With transparent machine learning tool, engineers accelerate polymer discovery


Machine learning can be a powerful tool for discovering and designing new polymers, according to new research from the UW–Madison College of Engineering. Photo illustration by Xin (Zoe) Zou/UW–Madison College of Engineering


Using the power of prediction, University of Wisconsin–Madison mechanical engineers have quickly discovered several promising high-performance polymers out of a field of 8 million candidates.

The aerospace, automobile and electronics industries use these polymers, known as polyimides, for a wide variety of applications because they have excellent mechanical and thermal properties — including strength, stiffness and heat resistance.

Right now, there’s a limited number of existing polyimides because the process of designing them is costly and time-consuming.

However, with their data-driven design framework, the UW­–Madison engineers leverage machine learning predictions and molecular dynamics simulations to dramatically speed up the discovery of new polyimides with even better properties.

The team detailed its approach in a paper published this month in the Chemical Engineering Journal.

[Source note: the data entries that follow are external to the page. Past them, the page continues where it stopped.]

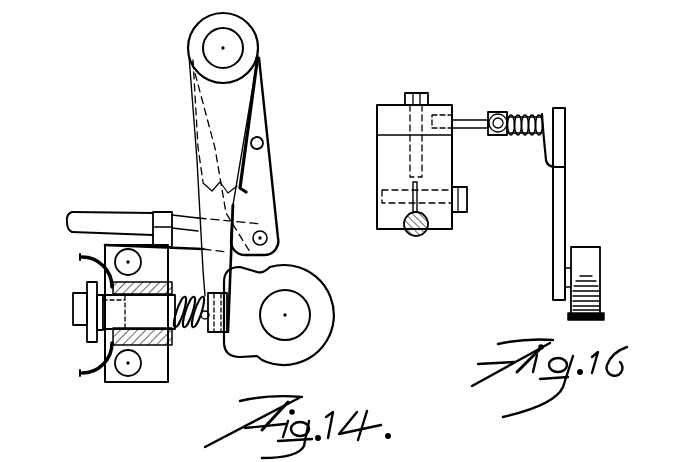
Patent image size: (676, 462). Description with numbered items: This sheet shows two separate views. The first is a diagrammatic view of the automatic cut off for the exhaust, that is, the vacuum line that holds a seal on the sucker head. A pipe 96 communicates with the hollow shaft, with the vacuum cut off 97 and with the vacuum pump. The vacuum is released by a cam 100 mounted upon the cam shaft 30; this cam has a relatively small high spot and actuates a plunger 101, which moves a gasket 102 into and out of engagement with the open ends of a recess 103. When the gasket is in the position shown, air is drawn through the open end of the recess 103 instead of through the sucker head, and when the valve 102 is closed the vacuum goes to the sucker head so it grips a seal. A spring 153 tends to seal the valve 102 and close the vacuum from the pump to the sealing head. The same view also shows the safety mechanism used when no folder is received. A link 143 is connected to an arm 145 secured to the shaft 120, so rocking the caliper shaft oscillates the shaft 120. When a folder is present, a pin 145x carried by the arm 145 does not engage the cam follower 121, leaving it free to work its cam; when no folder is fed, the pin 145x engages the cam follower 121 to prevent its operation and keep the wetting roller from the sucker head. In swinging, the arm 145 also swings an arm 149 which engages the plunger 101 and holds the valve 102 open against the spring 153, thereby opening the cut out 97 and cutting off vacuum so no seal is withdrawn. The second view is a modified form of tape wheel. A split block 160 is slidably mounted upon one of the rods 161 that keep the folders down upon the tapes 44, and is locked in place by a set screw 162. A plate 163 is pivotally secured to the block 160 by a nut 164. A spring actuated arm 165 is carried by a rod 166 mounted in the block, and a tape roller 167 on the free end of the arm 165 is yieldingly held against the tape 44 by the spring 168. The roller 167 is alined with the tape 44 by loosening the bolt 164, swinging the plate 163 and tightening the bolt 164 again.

In FIG. 14, the shaft 120 is at (226, 48).
In FIG. 14, the arm 149 is at (228, 123).
In FIG. 14, the arm 145 is at (273, 212).
In FIG. 14, the pin 145x is at (263, 142).
In FIG. 14, the cam follower 121 is at (241, 174).
In FIG. 14, the link 143 is at (95, 222).
In FIG. 14, the recess 103 is at (87, 290).
In FIG. 14, the plunger 101 is at (73, 312).
In FIG. 14, the gasket 102 is at (87, 340).
In FIG. 14, the pipe 96 is at (80, 257).
In FIG. 14, the vacuum cut off 97 is at (175, 338).
In FIG. 14, the spring 153 is at (201, 336).
In FIG. 14, the cam 100 is at (318, 336).
In FIG. 14, the cam shaft 30 is at (288, 316).
In FIG. 16, the split block 160 is at (437, 165).
In FIG. 16, the nut 164 is at (422, 95).
In FIG. 16, the plate 163 is at (448, 105).
In FIG. 16, the set screw 162 is at (467, 205).
In FIG. 16, the rod 161 is at (425, 235).
In FIG. 16, the rod 166 is at (477, 122).
In FIG. 16, the spring 168 is at (565, 145).
In FIG. 16, the spring actuated arm 165 is at (563, 197).
In FIG. 16, the tape roller 167 is at (585, 247).
In FIG. 16, the tape 44 is at (568, 319).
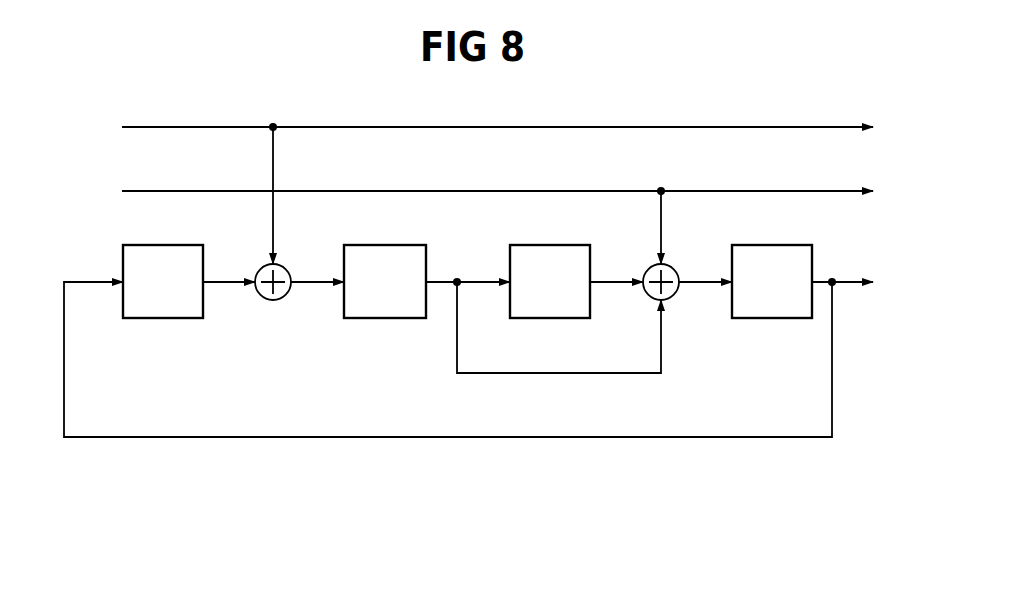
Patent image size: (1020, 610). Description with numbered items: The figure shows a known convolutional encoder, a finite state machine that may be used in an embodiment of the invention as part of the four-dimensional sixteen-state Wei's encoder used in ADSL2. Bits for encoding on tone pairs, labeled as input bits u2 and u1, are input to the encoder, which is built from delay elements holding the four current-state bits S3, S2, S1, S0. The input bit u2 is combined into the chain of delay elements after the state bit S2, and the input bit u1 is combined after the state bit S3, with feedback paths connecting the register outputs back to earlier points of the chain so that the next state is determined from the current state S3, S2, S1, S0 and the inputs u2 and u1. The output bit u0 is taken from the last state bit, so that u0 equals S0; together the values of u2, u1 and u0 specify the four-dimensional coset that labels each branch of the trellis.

The state bit S2 is at (189, 265).
The state bit S1 is at (427, 265).
The state bit S3 is at (576, 265).
The state bit S0 is at (772, 265).
The input bit u2 is at (479, 178).
The input bit u1 is at (479, 210).
The output bit u0 is at (842, 268).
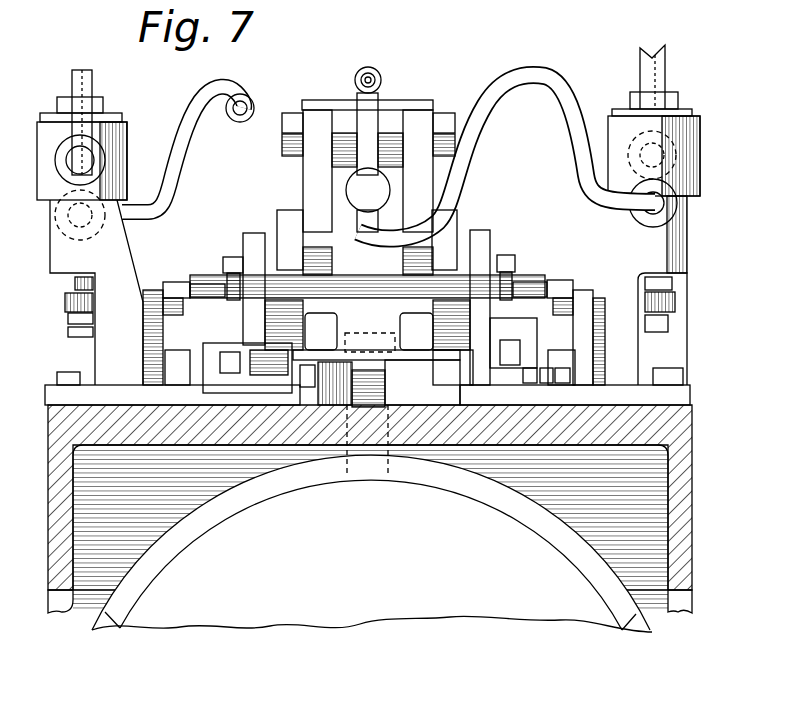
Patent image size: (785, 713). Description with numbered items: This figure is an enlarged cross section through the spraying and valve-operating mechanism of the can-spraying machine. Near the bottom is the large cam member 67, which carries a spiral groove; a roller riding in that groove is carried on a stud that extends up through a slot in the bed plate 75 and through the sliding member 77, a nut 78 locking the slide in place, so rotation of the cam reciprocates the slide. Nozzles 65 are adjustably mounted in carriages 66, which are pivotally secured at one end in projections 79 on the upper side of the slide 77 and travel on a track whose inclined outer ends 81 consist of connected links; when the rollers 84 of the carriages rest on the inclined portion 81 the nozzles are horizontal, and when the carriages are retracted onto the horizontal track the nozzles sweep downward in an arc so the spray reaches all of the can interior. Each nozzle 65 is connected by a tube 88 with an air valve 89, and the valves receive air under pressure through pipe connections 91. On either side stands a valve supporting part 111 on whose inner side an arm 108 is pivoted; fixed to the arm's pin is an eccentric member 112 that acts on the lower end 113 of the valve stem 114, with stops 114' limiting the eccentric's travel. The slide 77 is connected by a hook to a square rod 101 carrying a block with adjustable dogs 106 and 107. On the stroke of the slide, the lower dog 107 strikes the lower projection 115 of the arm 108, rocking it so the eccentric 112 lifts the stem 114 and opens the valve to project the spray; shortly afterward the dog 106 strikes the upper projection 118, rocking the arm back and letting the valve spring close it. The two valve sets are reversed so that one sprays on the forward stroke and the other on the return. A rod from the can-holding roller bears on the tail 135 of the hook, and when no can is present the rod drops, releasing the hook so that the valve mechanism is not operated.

The nozzle 65 is at (372, 72).
The carriage 66 is at (312, 178).
The cam member 67 is at (104, 626).
The bed plate 75 is at (395, 465).
The sliding member 77 is at (385, 375).
The nut 78 is at (402, 340).
The projection 79 is at (352, 330).
The inclined outer end of track 81 is at (283, 292).
The roller 84 is at (288, 222).
The tube 88 is at (196, 144).
The air valve 89 is at (44, 180).
The pipe connection 91 is at (80, 90).
The square rod 101 is at (232, 362).
The dog 106 is at (176, 294).
The dog 107 is at (158, 382).
The arm 108 is at (585, 318).
The valve supporting part 111 is at (107, 343).
The eccentric member 112 is at (68, 335).
The lower end of valve stem 113 is at (70, 301).
The valve stem 114 is at (694, 278).
The stop 114' is at (368, 331).
The lower projection 115 is at (176, 356).
The upper projection 118 is at (168, 306).
The tail of hook 135 is at (340, 455).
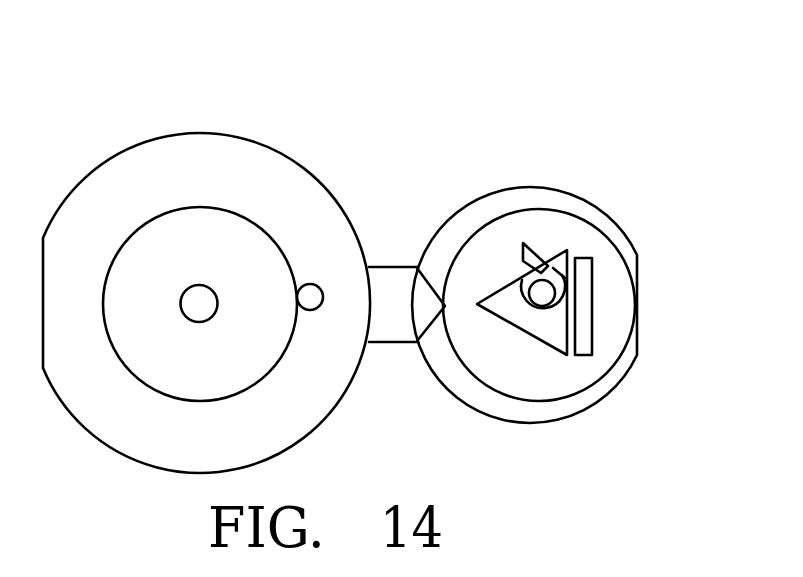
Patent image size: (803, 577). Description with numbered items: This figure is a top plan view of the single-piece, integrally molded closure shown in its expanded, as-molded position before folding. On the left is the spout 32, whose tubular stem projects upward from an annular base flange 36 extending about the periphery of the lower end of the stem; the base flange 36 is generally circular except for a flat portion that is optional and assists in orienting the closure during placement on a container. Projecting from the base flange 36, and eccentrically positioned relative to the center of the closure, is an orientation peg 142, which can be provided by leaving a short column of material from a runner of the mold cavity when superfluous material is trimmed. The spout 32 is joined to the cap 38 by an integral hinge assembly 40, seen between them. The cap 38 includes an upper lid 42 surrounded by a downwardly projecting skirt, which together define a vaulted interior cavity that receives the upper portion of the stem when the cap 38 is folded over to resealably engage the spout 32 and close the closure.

The spout 32 is at (148, 110).
The base flange 36 is at (202, 188).
The orientation peg 142 is at (313, 285).
The hinge assembly 40 is at (395, 243).
The cap 38 is at (563, 272).
The upper lid 42 is at (622, 380).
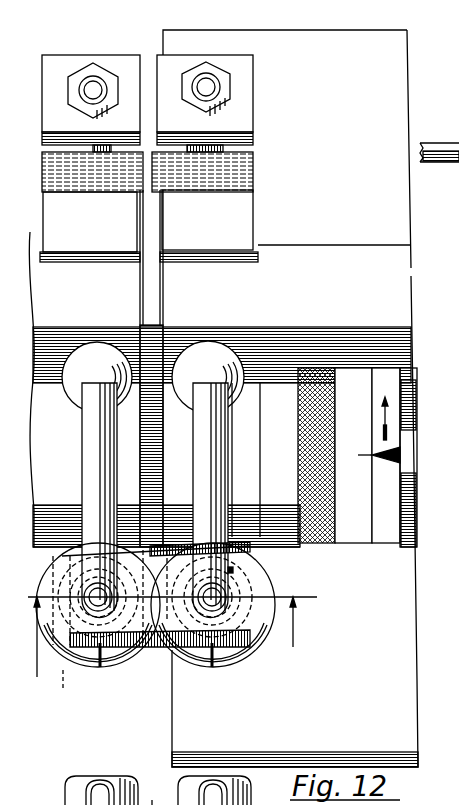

“Our findings have broad implications for the field of materials science and will inspire further research in the development of advanced data-driven techniques for materials discovery,” says Ying Li, an associate professor of mechanical engineering at UW–Madison who led the research. “Our design strategy is much more efficient compared to the conventional trial-and-error process and can also be applied to the molecular design of other polymeric materials.”